There was a mood best described as cautious optimism at yesterday's VIP opening of the Armory Show in New York.
The art fair was still missing some key players - galleries including Gagosian, David Zwirner and Thaddaeus Ropac were all absent and very conspicuously in action at Frieze in Seoul - but life and sales went on without them.
There were around 230 galleries present and one dealer, David Blum from Peter Blum Gallery, told ARTnews he still sensed "a hunger out there" from buyers, adding: "We are in New York City, after all."
His big-ticket item - a 1962 work called October 2 by Alex Katz - did not find a buyer on the first day prepared to pay the $1.2 million price tag but he said around a third of the other works on the booth sold straight away.

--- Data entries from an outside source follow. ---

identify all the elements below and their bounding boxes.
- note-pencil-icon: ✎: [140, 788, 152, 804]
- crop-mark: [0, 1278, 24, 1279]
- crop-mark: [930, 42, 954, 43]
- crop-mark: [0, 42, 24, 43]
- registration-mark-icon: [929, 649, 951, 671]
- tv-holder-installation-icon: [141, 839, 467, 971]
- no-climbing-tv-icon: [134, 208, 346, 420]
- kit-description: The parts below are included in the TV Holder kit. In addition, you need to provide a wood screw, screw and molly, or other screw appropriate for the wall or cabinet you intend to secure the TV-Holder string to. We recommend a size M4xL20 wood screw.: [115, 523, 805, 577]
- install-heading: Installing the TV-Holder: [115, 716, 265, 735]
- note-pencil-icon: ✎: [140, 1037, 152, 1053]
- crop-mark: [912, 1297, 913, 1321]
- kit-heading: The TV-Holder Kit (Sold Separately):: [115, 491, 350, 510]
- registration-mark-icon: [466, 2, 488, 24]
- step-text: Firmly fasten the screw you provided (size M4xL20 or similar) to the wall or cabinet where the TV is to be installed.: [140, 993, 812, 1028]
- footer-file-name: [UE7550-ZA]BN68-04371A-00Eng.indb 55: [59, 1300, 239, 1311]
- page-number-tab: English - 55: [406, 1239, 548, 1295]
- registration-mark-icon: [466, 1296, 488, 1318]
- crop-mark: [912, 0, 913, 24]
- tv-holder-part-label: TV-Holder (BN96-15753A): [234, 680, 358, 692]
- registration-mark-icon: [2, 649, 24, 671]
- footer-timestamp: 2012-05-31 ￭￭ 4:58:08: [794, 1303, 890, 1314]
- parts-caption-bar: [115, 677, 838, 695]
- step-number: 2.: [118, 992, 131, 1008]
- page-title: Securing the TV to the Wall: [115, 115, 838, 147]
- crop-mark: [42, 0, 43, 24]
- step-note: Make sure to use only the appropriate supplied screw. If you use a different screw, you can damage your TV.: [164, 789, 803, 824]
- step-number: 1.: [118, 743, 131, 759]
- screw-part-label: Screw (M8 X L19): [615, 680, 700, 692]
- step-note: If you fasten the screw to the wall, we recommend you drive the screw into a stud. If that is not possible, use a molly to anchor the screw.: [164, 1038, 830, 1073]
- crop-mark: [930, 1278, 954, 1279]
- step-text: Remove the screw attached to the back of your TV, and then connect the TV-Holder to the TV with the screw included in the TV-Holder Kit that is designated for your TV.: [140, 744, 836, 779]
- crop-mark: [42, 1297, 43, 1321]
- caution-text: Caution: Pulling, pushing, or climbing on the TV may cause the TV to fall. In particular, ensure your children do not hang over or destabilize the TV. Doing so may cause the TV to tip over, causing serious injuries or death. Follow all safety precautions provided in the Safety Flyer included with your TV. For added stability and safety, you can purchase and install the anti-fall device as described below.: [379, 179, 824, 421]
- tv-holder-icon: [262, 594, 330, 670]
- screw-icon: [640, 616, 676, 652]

The biggest sale on VIP day was by Galleria Lorcan O’Neill for $1 million but the identity of the work is still a mystery. What definitely has sold is a Kehinde Wiley painting from Sean Kelly gallery for $265,000 and an Ai Weiwei sculpture sold by Tang Contemporary for around $180,000.
There was also an appearance by White Cube, back at the fair for the first time since 1994, with a solo show by Croatian-born duo Tarwuk whose paintings priced between $65,000 and $100,000 had mostly sold by the end of the day.